Evolution of growth characteristics around the junction in the mosaic diamond

Abstract In order to realize the practical use of diamond as a semiconductor material, large-area single-crystal diamond wafers with uniform quality are required. Mosaic growth is an effective method to produce inch-grade single-crystal diamonds. However, the quality of the wafer is limited by the junction interface seriously, because cracking occurs easily due to the high internal stress. In this paper, the repetition growth method was adopted to grow mosaic splicing single-crystal diamond without polycrystalline diamond interface. The high-quality single crystal diamond slices were reduplicated by microwave plasma chemical vapor deposition (MPCVD).
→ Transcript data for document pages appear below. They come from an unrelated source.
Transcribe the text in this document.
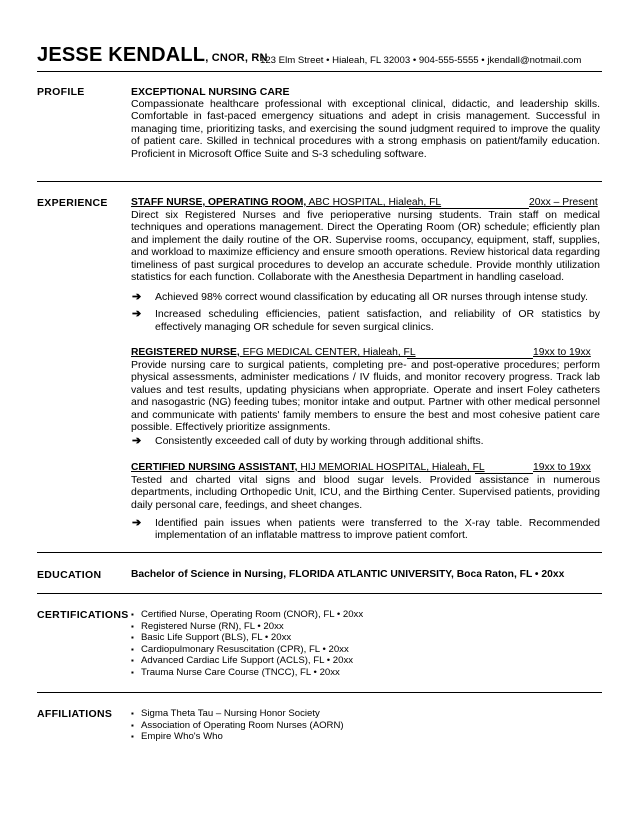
JESSE KENDALL, CNOR, RN
123 Elm Street • Hialeah, FL 32003 • 904-555-5555 • jkendall@notmail.com
PROFILE	EXCEPTIONAL NURSING CARE
Compassionate healthcare professional with exceptional clinical, didactic, and leadership skills. Comfortable in fast-paced emergency situations and adept in crisis management. Successful in managing time, prioritizing tasks, and exercising the sound judgment required to improve the quality of patient care. Skilled in technical procedures with a strong emphasis on patient/family education. Proficient in Microsoft Office Suite and S-3 scheduling software.
EXPERIENCE STAFF NURSE, OPERATING ROOM, ABC HOSPITAL, Hialeah, FL	20xx – Present
Direct six Registered Nurses and five perioperative nursing students. Train staff on medical techniques and operations management. Direct the Operating Room (OR) schedule; efficiently plan and implement the daily routine of the OR. Supervise rooms, occupancy, equipment, staff, supplies, and workload to maximize efficiency and ensure smooth operations. Review historical data regarding timeliness of past surgical procedures to develop an accurate schedule. Provide monthly utilization statistics for each function. Collaborate with the Anesthesia Department in handling caseload.
➔ Achieved 98% correct wound classification by educating all OR nurses through intense study.
➔ Increased scheduling efficiencies, patient satisfaction, and reliability of OR statistics by effectively managing OR schedule for seven surgical clinics.
REGISTERED NURSE, EFG MEDICAL CENTER, Hialeah, FL	19xx to 19xx
Provide nursing care to surgical patients, completing pre- and post-operative procedures; perform physical assessments, administer medications / IV fluids, and monitor recovery progress. Track lab values and test results, updating physicians when appropriate. Operate and insert Foley catheters and nasogastric (NG) feeding tubes; monitor intake and output. Partner with other medical personnel and communicate with patients' family members to ensure the best and most cohesive patient care possible. Effectively prioritize assignments.
➔ Consistently exceeded call of duty by working through additional shifts.
CERTIFIED NURSING ASSISTANT, HIJ MEMORIAL HOSPITAL, Hialeah, FL	19xx to 19xx
Tested and charted vital signs and blood sugar levels. Provided assistance in numerous departments, including Orthopedic Unit, ICU, and the Birthing Center. Supervised patients, providing daily personal care, feedings, and sheet changes.
➔ Identified pain issues when patients were transferred to the X-ray table. Recommended implementation of an inflatable mattress to improve patient comfort.
EDUCATION	Bachelor of Science in Nursing, FLORIDA ATLANTIC UNIVERSITY, Boca Raton, FL • 20xx
CERTIFICATIONS ▪ Certified Nurse, Operating Room (CNOR), FL • 20xx
▪ Registered Nurse (RN), FL • 20xx
▪ Basic Life Support (BLS), FL • 20xx
▪ Cardiopulmonary Resuscitation (CPR), FL • 20xx
▪ Advanced Cardiac Life Support (ACLS), FL • 20xx
▪ Trauma Nurse Care Course (TNCC), FL • 20xx
AFFILIATIONS ▪ Sigma Theta Tau – Nursing Honor Society
▪ Association of Operating Room Nurses (AORN)
▪ Empire Who's Who
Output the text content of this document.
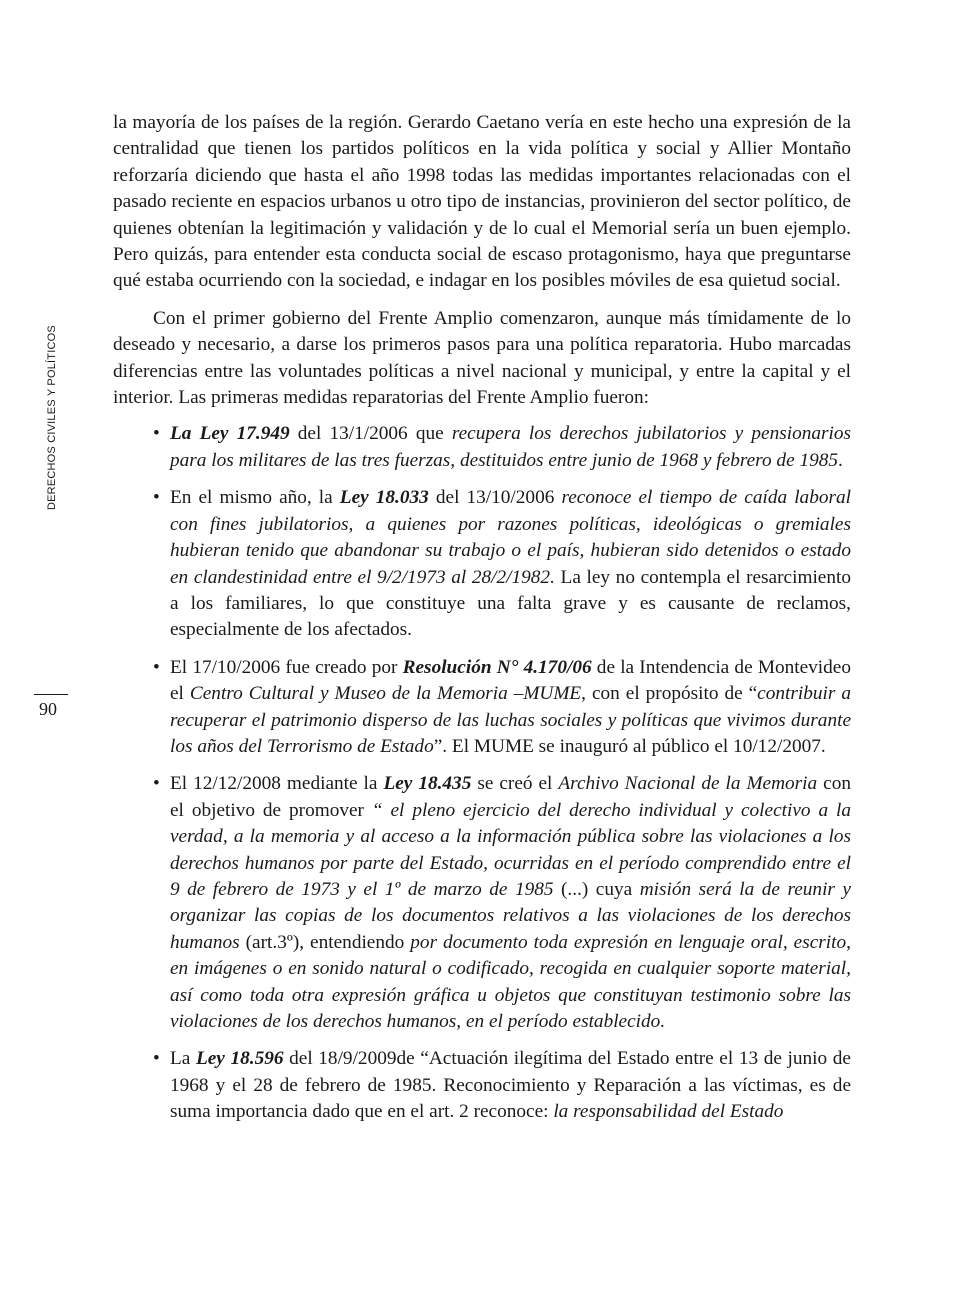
DERECHOS CIVILES Y POLÍTICOS
90

la mayoría de los países de la región. Gerardo Caetano vería en este hecho una expresión de la centralidad que tienen los partidos políticos en la vida política y social y Allier Montaño reforzaría diciendo que hasta el año 1998 todas las medidas importantes relacionadas con el pasado reciente en espacios urbanos u otro tipo de instancias, provinieron del sector político, de quienes obtenían la legitimación y validación y de lo cual el Memorial sería un buen ejemplo. Pero quizás, para entender esta conducta social de escaso protagonismo, haya que preguntarse qué estaba ocurriendo con la sociedad, e indagar en los posibles móviles de esa quietud social.

Con el primer gobierno del Frente Amplio comenzaron, aunque más tímidamente de lo deseado y necesario, a darse los primeros pasos para una política reparatoria. Hubo marcadas diferencias entre las voluntades políticas a nivel nacional y municipal, y entre la capital y el interior. Las primeras medidas reparatorias del Frente Amplio fueron:

• La Ley 17.949 del 13/1/2006 que recupera los derechos jubilatorios y pensionarios para los militares de las tres fuerzas, destituidos entre junio de 1968 y febrero de 1985.
• En el mismo año, la Ley 18.033 del 13/10/2006 reconoce el tiempo de caída laboral con fines jubilatorios, a quienes por razones políticas, ideológicas o gremiales hubieran tenido que abandonar su trabajo o el país, hubieran sido detenidos o estado en clandestinidad entre el 9/2/1973 al 28/2/1982. La ley no contempla el resarcimiento a los familiares, lo que constituye una falta grave y es causante de reclamos, especialmente de los afectados.
• El 17/10/2006 fue creado por Resolución N° 4.170/06 de la Intendencia de Montevideo el Centro Cultural y Museo de la Memoria –MUME, con el propósito de “contribuir a recuperar el patrimonio disperso de las luchas sociales y políticas que vivimos durante los años del Terrorismo de Estado”. El MUME se inauguró al público el 10/12/2007.
• El 12/12/2008 mediante la Ley 18.435 se creó el Archivo Nacional de la Memoria con el objetivo de promover “ el pleno ejercicio del derecho individual y colectivo a la verdad, a la memoria y al acceso a la información pública sobre las violaciones a los derechos humanos por parte del Estado, ocurridas en el período comprendido entre el 9 de febrero de 1973 y el 1º de marzo de 1985 (...) cuya misión será la de reunir y organizar las copias de los documentos relativos a las violaciones de los derechos humanos (art.3º), entendiendo por documento toda expresión en lenguaje oral, escrito, en imágenes o en sonido natural o codificado, recogida en cualquier soporte material, así como toda otra expresión gráfica u objetos que constituyan testimonio sobre las violaciones de los derechos humanos, en el período establecido.
• La Ley 18.596 del 18/9/2009de “Actuación ilegítima del Estado entre el 13 de junio de 1968 y el 28 de febrero de 1985. Reconocimiento y Reparación a las víctimas, es de suma importancia dado que en el art. 2 reconoce: la responsabilidad del Estado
The substrates were obtained by cutting a piece of CVD diamond along a plane perpendicular to 〈001〉 (with a (100)-oriented surface). The evolution of the growth characteristics around the junction of the substrates at different stages was studied. The results show that the surface of the epitaxial layers gradually evolves from blurry terraces to a regular well-ordered step flow. When the substrates have the same deviation direction and the off-direction angles are within 3°, the junction of the substrates can connect smoothly. Raman mapping shows that there is a mixture of tensile stress and compressive stress near the junction. As the thickness of the epitaxial layer increases from 280 μm to 560 μm, the range of tensile stress near the joint area expands from 85 μm to 150 μm, the maximum tensile stress increases from 0.08 GPa to 0.16 GPa. In addition, the value of FWHM in the X-ray rocking curve is less than 2.80 cm−1 around the junction, which indicates good crystal quality.